“I rely upon you not to let any one have a suspicion of this unfortunate affair,” urged Frank Amberley.

Lois assured him she would keep the matter a profound secret. She longed to get away to the solitude of her own chamber, there to reflect on what she had heard; but could think of no excuse. A strange, unaccountable sinking of the heart oppressed her.

“Why do I thus think about one who is a stranger to me, and can never be aught else?” she asked herself. “I must dismiss the subject from my mind forever after this night.”

And yet she caught herself wondering when she should again meet Paul Desfrayne, and planning how she should behave to him.

Frank Amberley watched her face with all the eager devotion of a man hopelessly, irretrievably in love, utterly unconscious that the bright eyes of the pretty country girl in white muslin and blue ribbons wandered many times his way. It was with difficulty that he restrained a passionate, plainly worded avowal of his love and adoration, and resisted the desire to ask Lois if there was any chance of his being able to win the slightest return of his all-engrossing passion.

He was pretty confident that up to this time she had not cared specially for any one, and he believed it to be perfectly impossible that any other human being could love her as deeply, as truly as he did.

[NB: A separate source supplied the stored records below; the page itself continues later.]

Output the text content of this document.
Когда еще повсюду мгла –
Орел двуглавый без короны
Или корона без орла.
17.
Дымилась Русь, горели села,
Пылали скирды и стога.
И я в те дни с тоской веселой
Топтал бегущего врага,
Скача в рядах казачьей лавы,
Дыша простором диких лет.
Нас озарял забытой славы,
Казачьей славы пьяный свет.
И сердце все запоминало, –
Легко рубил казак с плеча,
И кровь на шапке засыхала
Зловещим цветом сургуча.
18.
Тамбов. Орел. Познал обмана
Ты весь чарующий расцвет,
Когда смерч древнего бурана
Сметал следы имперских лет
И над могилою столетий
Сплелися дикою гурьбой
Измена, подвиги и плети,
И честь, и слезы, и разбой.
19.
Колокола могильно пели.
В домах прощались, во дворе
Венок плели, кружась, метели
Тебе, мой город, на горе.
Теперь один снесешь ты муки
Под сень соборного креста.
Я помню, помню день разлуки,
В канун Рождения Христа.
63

A few moments more, and he might have tempted his fate, and might have gained some answer leading him to hope; but the door of the center drawing-room opened, and Lady Quaintree came through the silken archway between the two salons.

Her ladyship was ill pleased to see Lois and Frank together, and dissatisfied to notice that Gerald appeared much taken with the lively, piquant Blanche Dormer, who was playing with a not altogether unskilful hand at the pleasant game of flirtation. It would not suit the inclination of Lady Quaintree did Gerald fall in love with and marry this young girl, even if she did carry twenty thousand pounds as her dot.

Without appearing inhospitable—nay, she seemed to be sorry to break up the little party—she made it apparent to Frank that it would be only kind and considerate of him to take an early departure, in order that the ladies might rest after their hurried journey.

Turn which way she would, Lois could not rid herself of the haunting figure of Paul Desfrayne. When she gained her own room, she sat down at the foot of her bed to think.